If it looks like a food bank, and smells like a food bank, it still might not be a food bank

At our church, we run a regular food club. Food clubs look quite a lot like food banks. In that, some people come and get food. We get food in, we give food out, it is mainly targeted about people in financial need. In many ways, it looks a right lot like a food bank. But, it isn’t.

You don’t need to be referred to be part of our food club. Anyone can join it. You don’t need a voucher, you can just turn up. You don’t only get a handful of trips, you can come every time it is open. Though not all, some food banks run like this too.

The most significant difference is that our food club isn’t free. Everyone who comes has to be a member. So, to join in, you have to pay a one-off yearly subscription fee. Then, each time to come, you also have to pay a smaller shopping fee. Which is to say, if you come to our food club, you are buying in to be a member and paying every time you shop with us.

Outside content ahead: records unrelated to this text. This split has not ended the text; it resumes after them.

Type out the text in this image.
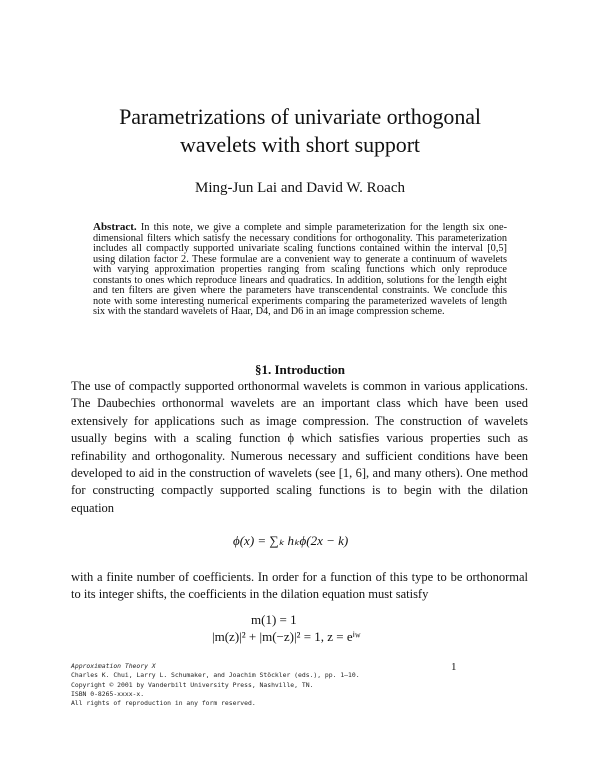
Parametrizations of univariate orthogonal
wavelets with short support
Ming-Jun Lai and David W. Roach
Abstract. In this note, we give a complete and simple parameterization for the length six one-dimensional filters which satisfy the necessary conditions for orthogonality. This parameterization includes all compactly supported univariate scaling functions contained within the interval [0,5] using dilation factor 2. These formulae are a convenient way to generate a continuum of wavelets with varying approximation properties ranging from scaling functions which only reproduce constants to ones which reproduce linears and quadratics. In addition, solutions for the length eight and ten filters are given where the parameters have transcendental constraints. We conclude this note with some interesting numerical experiments comparing the parameterized wavelets of length six with the standard wavelets of Haar, D4, and D6 in an image compression scheme.
§1. Introduction
The use of compactly supported orthonormal wavelets is common in various applications. The Daubechies orthonormal wavelets are an important class which have been used extensively for applications such as image compression. The construction of wavelets usually begins with a scaling function ϕ which satisfies various properties such as refinability and orthogonality. Numerous necessary and sufficient conditions have been developed to aid in the construction of wavelets (see [1, 6], and many others). One method for constructing compactly supported scaling functions is to begin with the dilation equation
ϕ(x) = ∑ₖ hₖϕ(2x − k)
with a finite number of coefficients. In order for a function of this type to be orthonormal to its integer shifts, the coefficients in the dilation equation must satisfy
m(1) = 1
|m(z)|² + |m(−z)|² = 1, z = eⁱʷ
Approximation Theory X
Charles K. Chui, Larry L. Schumaker, and Joachim Stöckler (eds.), pp. 1–10.
Copyright © 2001 by Vanderbilt University Press, Nashville, TN.
ISBN 0-8265-xxxx-x.
All rights of reproduction in any form reserved.
1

What makes it different to a standard shop is that you don’t pay for what you buy. Instead, your shopping fee entitles you to a certain amount of items from the shop. Also, items are grouped together in categories so that you are only entitled to a certain amount of products from each group. You cannot mix and match items across groups. You either take your item from the group or you leave it, but the grouped foods mean you are entitled to a range of food rather than all of one kind.

We do it this way for several reasons. First, we think it is more dignified. We don’t think anybody is served well by receiving handouts. Instead, we think it is more dignified for people to buy in to the club rather than rely on handouts.

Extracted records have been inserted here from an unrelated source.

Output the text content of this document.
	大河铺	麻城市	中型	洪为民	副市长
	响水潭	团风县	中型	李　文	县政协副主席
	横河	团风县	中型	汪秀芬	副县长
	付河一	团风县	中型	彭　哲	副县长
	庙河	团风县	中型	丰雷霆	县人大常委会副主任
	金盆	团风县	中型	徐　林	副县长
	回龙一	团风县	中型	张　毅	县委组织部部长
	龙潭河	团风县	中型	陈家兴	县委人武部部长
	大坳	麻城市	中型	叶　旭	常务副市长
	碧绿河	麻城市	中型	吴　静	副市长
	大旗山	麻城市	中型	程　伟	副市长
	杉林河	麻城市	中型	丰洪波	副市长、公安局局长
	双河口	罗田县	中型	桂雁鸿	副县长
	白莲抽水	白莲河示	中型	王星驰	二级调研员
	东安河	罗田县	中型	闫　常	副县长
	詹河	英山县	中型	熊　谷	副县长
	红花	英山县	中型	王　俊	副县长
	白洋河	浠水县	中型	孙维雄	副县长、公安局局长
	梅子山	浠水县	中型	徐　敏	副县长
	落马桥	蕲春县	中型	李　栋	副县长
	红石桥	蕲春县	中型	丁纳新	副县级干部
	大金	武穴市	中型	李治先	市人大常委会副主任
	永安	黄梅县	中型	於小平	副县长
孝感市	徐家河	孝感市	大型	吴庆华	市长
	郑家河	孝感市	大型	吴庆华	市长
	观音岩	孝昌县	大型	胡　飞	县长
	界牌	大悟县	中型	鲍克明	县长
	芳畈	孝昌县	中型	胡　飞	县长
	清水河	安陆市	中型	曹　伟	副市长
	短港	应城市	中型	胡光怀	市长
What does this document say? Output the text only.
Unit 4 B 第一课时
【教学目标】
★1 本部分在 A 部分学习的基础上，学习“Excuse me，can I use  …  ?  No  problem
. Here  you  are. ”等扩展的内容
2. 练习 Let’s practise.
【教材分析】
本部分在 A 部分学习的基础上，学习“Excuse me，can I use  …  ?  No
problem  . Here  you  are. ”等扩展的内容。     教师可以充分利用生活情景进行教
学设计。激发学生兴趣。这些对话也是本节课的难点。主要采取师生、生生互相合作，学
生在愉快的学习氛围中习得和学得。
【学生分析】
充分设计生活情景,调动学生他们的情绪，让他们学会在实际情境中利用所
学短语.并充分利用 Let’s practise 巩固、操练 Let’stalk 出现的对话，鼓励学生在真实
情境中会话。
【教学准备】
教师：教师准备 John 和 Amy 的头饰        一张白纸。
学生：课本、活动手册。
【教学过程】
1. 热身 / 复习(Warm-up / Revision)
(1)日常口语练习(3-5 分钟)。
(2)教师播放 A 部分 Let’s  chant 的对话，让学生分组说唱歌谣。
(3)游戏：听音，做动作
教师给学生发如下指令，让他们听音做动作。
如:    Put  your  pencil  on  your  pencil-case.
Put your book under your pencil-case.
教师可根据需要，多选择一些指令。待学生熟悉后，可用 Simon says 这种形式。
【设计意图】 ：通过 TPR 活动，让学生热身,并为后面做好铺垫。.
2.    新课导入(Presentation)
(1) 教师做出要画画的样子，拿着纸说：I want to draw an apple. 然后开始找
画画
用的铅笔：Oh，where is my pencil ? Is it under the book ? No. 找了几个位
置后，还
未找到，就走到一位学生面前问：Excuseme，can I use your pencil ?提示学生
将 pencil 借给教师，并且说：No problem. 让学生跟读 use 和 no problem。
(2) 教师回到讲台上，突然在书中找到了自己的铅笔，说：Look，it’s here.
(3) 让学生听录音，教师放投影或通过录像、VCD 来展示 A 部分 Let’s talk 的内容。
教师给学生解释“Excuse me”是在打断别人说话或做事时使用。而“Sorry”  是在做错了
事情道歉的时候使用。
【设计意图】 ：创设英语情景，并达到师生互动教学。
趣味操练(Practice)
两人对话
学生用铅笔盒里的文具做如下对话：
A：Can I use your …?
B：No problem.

Second, we think it is important to not just give people handouts that will free up money they could spend on food but they are choosing to spend elsewhere. Whilst the food club offers shopping at knock-down prices, it expects people to take some responsibility for organising their finances to buy in. We are not in the business of simply freeing up people’s cash but asking them to actually buy in.

Third, whilst we would help people with crisis support where it may be needed, we do not do this long term. We have no interest in keeping people in crisis mode. Instead, though we may offer crisis relief periodically for somebody, we want to move them out of crisis mode into the food club that comes with the need to buy in and requires financial responsibility. The aim is to ultimately move people away from crisis mode, into the food club and ultimately out of the food club to a position where they are able to operate without such support altogether. The food club provides a helpful stepping stone.

Fourth, this is supplemented by other things. It is no good helping people with food if they have other needs that are clearly going to stop them becoming self-sufficient. In our community, language barriers are a major factor in people being able to get into work. Therefore, we provide English Classes. Much like the food club, the English Classes are not intended to keep people forever at beginner level. Often, we take people when they cannot get onto college courses and they remain with us until they are able to get into college. But we provide English Classes alongside the food club. Similarly, we provide (or signpost people toward other agencies who can offer) other means of support so that various barriers that might exist to help them. A food club on its own may not address some of these issues, but alongside a wider package of support, we are less likely to see people kept in crisis mode and reliant upon us.

We do not want to see people kept reliant on us. We want to see people helped and supported so that they can move on from such support. We do these things because we think it is important to love and help people in our community. It also provides us with opportunities to build relationships with people in our community. But we want to do it in a way that actually helps and we’re convinced handouts are not it.